Alba also said he only asked her to consider resigning on two occasions because of "problems" he said she was having in getting over the affair the two had, which at this point had ended mutually. Alba said he and Hoppe had a sexual affair from February 2012 to August 2012.

"I was never threatening," Alba said in his offer to Hoppe. "It wasn't an ultimatum. It was something for her to consider."

The city's attorney, Christopher Riordan, questioned Alba why asking Hoppe, who only worked at the station three days a month, to resign was the best option.
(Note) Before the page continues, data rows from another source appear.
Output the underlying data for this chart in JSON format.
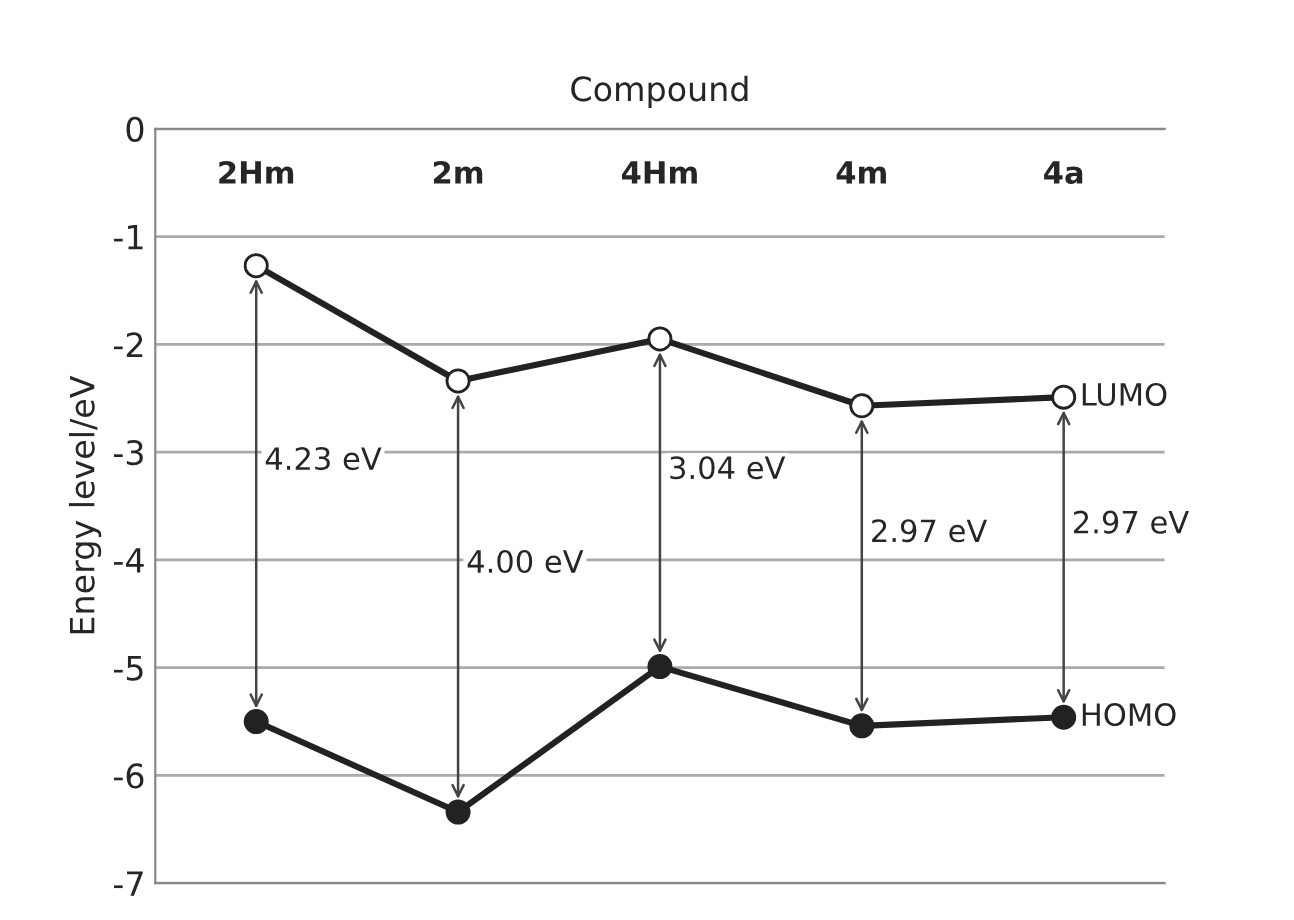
{
  "chart_data": {
    "type": "line",
    "xlabel": "Compound",
    "ylabel": "Energy level/eV",
    "categories": [
      "2Hm",
      "2m",
      "4Hm",
      "4m",
      "4a"
    ],
    "series": [
      {
        "name": "LUMO",
        "color": "#222222",
        "values": [
          -1.27,
          -2.34,
          -1.95,
          -2.57,
          -2.49
        ]
      },
      {
        "name": "HOMO",
        "color": "#222222",
        "values": [
          -5.5,
          -6.34,
          -4.99,
          -5.54,
          -5.46
        ]
      }
    ],
    "ylim": [
      -7,
      0
    ],
    "yticks": [
      0,
      -1,
      -2,
      -3,
      -4,
      -5,
      -6,
      -7
    ],
    "grid": "y",
    "marker": "circle",
    "line_style": "solid",
    "legend": false,
    "annotations": [
      "4.23 eV",
      "4.00 eV",
      "3.04 eV",
      "2.97 eV",
      "2.97 eV"
    ]
  }
}
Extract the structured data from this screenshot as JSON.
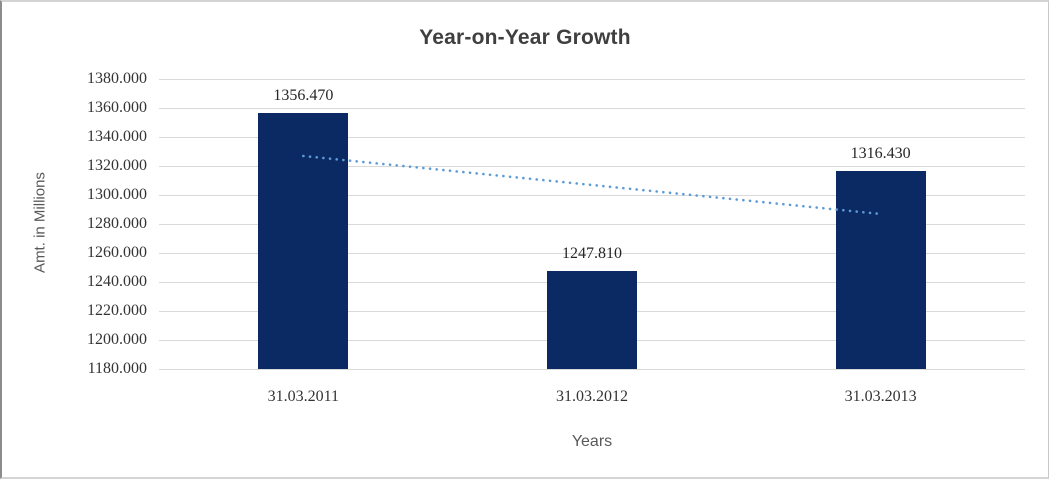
{
  "chart_data": {
    "type": "bar",
    "title": "Year-on-Year Growth",
    "xlabel": "Years",
    "ylabel": "Amt. in Millions",
    "categories": [
      "31.03.2011",
      "31.03.2012",
      "31.03.2013"
    ],
    "values": [
      1356.47,
      1247.81,
      1316.43
    ],
    "data_labels": [
      "1356.470",
      "1247.810",
      "1316.430"
    ],
    "y_ticks": [
      {
        "value": 1380,
        "label": "1380.000"
      },
      {
        "value": 1360,
        "label": "1360.000"
      },
      {
        "value": 1340,
        "label": "1340.000"
      },
      {
        "value": 1320,
        "label": "1320.000"
      },
      {
        "value": 1300,
        "label": "1300.000"
      },
      {
        "value": 1280,
        "label": "1280.000"
      },
      {
        "value": 1260,
        "label": "1260.000"
      },
      {
        "value": 1240,
        "label": "1240.000"
      },
      {
        "value": 1220,
        "label": "1220.000"
      },
      {
        "value": 1200,
        "label": "1200.000"
      },
      {
        "value": 1180,
        "label": "1180.000"
      }
    ],
    "ylim": [
      1180,
      1380
    ],
    "y_step": 20,
    "grid": true,
    "legend": "none",
    "colors": {
      "bar": "#0b2a63",
      "trendline": "#5b9bd5",
      "gridline": "#d9d9d9",
      "title_text": "#3f3f3f",
      "tick_text": "#333333",
      "axis_title_text": "#595959"
    },
    "trendline": {
      "kind": "linear-dotted",
      "start_value": 1326.9,
      "end_value": 1286.9
    }
  }
}
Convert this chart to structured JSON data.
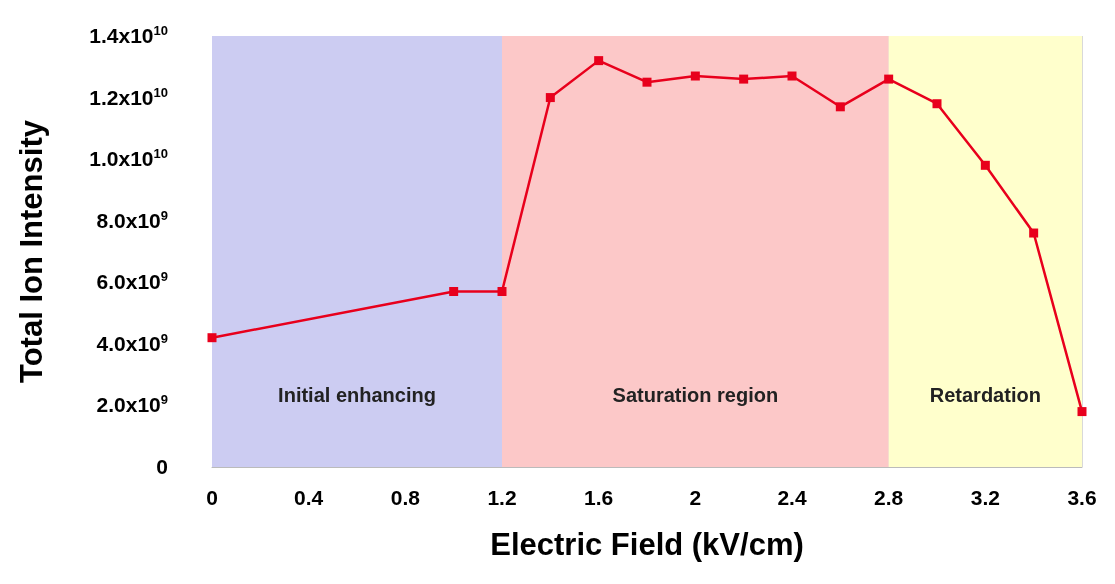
{
  "chart_data": {
    "type": "line",
    "xlabel": "Electric Field (kV/cm)",
    "ylabel": "Total Ion Intensity",
    "x": [
      0,
      1.0,
      1.2,
      1.4,
      1.6,
      1.8,
      2.0,
      2.2,
      2.4,
      2.6,
      2.8,
      3.0,
      3.2,
      3.4,
      3.6
    ],
    "series": [
      {
        "color": "#e8001c",
        "values": [
          4200000000.0,
          5700000000.0,
          5700000000.0,
          12000000000.0,
          13200000000.0,
          12500000000.0,
          12700000000.0,
          12600000000.0,
          12700000000.0,
          11700000000.0,
          12600000000.0,
          11800000000.0,
          9800000000.0,
          7600000000.0,
          1800000000.0
        ]
      }
    ],
    "xlim": [
      0,
      3.6
    ],
    "xticks": [
      0,
      0.4,
      0.8,
      1.2,
      1.6,
      2,
      2.4,
      2.8,
      3.2,
      3.6
    ],
    "ylim": [
      0,
      14000000000.0
    ],
    "yticks": [
      {
        "value": 0,
        "label": "0"
      },
      {
        "value": 2000000000.0,
        "label": "2.0x10$^{9}$"
      },
      {
        "value": 4000000000.0,
        "label": "4.0x10$^{9}$"
      },
      {
        "value": 6000000000.0,
        "label": "6.0x10$^{9}$"
      },
      {
        "value": 8000000000.0,
        "label": "8.0x10$^{9}$"
      },
      {
        "value": 10000000000.0,
        "label": "1.0x10$^{10}$"
      },
      {
        "value": 12000000000.0,
        "label": "1.2x10$^{10}$"
      },
      {
        "value": 14000000000.0,
        "label": "1.4x10$^{10}$"
      }
    ],
    "bands": [
      {
        "axis": "x",
        "from": 0,
        "to": 1.2,
        "label": "Initial enhancing",
        "color": "#ccccf2"
      },
      {
        "axis": "x",
        "from": 1.2,
        "to": 2.8,
        "label": "Saturation region",
        "color": "#fcc8c8"
      },
      {
        "axis": "x",
        "from": 2.8,
        "to": 3.6,
        "label": "Retardation",
        "color": "#ffffcc"
      }
    ],
    "grid": "x",
    "marker": "square",
    "line_style": "solid"
  }
}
Alba said to him, the other options, such as him taking EMS classes at another location, and having her teach from a different site, presented difficulties.

Alba said Wednesday he wasn't having as near of a problem in getting past his involvement with Hoppe but it was "difficult" for him seeing "someone struggling."
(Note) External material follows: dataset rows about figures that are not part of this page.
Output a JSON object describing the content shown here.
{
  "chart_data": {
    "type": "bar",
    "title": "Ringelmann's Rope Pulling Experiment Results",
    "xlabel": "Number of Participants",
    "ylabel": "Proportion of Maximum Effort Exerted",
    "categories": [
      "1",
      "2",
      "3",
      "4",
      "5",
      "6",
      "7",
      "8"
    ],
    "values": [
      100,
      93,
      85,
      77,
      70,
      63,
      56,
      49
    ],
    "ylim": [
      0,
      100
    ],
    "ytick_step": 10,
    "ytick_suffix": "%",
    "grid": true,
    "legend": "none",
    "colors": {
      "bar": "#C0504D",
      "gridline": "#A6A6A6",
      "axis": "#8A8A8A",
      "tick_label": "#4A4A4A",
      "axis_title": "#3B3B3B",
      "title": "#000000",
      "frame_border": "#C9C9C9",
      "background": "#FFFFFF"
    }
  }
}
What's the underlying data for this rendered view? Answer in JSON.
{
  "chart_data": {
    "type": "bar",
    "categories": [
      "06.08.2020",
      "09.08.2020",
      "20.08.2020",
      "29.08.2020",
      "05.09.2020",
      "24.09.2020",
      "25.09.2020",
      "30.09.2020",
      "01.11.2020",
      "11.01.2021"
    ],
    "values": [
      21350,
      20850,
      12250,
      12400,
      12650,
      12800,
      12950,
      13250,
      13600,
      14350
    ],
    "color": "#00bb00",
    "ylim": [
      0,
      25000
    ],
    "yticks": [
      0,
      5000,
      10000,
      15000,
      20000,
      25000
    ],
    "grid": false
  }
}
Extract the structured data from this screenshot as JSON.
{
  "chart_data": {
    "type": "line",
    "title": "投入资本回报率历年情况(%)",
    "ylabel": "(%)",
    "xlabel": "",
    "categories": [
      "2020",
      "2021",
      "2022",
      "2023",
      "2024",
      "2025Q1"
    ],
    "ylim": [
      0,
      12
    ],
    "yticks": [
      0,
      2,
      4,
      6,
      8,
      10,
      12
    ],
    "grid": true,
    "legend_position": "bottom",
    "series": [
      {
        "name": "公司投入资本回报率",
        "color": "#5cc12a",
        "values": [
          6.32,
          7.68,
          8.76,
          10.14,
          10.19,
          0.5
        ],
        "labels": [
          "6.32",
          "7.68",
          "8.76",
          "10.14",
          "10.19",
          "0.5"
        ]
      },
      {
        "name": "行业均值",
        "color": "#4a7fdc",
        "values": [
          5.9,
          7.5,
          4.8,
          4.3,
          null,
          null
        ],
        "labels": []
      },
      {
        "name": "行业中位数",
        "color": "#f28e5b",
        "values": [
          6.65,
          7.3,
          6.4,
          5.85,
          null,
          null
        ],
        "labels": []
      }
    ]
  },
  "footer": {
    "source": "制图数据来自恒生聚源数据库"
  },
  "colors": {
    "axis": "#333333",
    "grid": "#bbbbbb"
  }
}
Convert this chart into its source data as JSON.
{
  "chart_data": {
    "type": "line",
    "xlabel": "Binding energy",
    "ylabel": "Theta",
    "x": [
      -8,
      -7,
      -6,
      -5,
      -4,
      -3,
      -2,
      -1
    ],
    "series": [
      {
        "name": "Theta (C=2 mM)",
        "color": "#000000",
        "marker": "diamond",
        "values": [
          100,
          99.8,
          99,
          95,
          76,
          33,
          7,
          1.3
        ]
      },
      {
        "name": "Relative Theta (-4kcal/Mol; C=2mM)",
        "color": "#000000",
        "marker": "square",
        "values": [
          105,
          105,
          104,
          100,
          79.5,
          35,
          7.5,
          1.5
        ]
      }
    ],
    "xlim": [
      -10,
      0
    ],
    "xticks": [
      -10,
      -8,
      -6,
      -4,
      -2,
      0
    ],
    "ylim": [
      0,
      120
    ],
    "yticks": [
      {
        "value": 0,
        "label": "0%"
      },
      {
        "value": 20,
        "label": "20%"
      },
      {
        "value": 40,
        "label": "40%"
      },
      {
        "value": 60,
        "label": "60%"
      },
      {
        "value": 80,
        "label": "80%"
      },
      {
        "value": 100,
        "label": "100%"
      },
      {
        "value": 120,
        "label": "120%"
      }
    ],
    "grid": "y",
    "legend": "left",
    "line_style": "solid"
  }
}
"It didn't affect my performance," said Alba, who during this time was the assistant fire chief and was in the process of interviewing for the vacated fire chief's position.

Hoppe eventually resigned shortly after Alba became fire chief in April 2013, but she never testified during the first hearing in 2013 and isn't testifying at this second hearing.
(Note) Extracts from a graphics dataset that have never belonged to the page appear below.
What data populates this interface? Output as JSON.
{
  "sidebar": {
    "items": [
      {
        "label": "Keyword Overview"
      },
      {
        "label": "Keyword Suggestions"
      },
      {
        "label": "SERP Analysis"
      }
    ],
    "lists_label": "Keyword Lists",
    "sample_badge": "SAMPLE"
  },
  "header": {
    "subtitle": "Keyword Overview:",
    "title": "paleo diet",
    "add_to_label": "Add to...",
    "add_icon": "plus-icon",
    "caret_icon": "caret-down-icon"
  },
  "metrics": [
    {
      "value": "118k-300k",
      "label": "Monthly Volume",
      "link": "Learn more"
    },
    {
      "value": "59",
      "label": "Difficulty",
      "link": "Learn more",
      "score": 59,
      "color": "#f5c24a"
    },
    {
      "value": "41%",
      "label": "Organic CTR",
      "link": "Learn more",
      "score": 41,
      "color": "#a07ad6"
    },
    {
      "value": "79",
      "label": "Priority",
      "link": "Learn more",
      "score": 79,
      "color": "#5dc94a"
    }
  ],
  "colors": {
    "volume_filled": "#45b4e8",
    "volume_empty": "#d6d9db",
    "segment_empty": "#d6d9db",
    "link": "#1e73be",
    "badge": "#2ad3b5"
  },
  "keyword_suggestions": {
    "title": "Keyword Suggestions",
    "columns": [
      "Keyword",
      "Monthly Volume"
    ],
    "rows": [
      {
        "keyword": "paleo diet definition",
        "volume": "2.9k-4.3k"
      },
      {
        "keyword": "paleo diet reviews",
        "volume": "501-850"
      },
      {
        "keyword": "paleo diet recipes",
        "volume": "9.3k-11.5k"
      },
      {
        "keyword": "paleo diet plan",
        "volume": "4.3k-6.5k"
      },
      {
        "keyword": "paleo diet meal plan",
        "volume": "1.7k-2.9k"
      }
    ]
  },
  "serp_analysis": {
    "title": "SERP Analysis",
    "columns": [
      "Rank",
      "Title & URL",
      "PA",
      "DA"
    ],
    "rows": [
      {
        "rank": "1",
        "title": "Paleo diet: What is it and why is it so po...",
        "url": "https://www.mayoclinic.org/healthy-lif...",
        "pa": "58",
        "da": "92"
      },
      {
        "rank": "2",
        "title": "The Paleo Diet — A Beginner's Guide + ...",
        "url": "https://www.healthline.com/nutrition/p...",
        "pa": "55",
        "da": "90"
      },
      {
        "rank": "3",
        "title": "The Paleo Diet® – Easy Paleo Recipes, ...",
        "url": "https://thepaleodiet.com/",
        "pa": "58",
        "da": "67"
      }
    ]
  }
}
Alba also said Wednesday he has felt like the victim after he was initially accused of harassment.

Attorney makes case

During opening testimony, Alba's attorney, Douglas W. Rose, used evidence to contradict statements that various witnesses gave an investigator in the initial statement of charges who indicated Hoppe told them she didn't want the relationship. Rose showed emails and racy pictures she sent to Alba in late 2012 and early 2013.

"I'm not sorry I fell head over heels in love with you," she wrote to Alba in December 2013. "I miss you already and cannot promise I can stay away. This girl loves her J."

Another email two months later showed similar sentiments.

"I miss sharing my days/life with you, the joy and the struggles," she wrote in February, while still employed with the department. "Teaching at the fire department is absolutely painful for me now, so I understand what you say about feeling anxious, yet happy and disappointed."

Alba's emails to Hoppe were not immediately available during the hearing, but Rose was going to offer them to all parties later on Wednesday or early Thursday.

At one point during Wednesday's hearing Rose asked Chairwoman Cheryl Gemignani to dismiss the charges, but that request was quickly denied.

Finishing on Thursday

Whether the Police and Fire Commission changes its mind and reinstates Alba as chief is to be determined.

"Can you unring that bell?" Rose asked the commission on Wednesday. "We're relying on you."

During his examination of Alba, Riordan focused on the fact that Alba did not present all of the facts of the sexual affair to the investigator in 2013. Alba said he was never asked if they had a sexual relationship and that he was truthful to the questions he was asked.

"He did not act with professionalism and integrity," Riordan said. "Mr. Alba's conduct was detrimental to the Fire Department."

Final testimony continues on Thursday as well as closing statements. The commission will then make a written decision on Alba's fate in the coming weeks.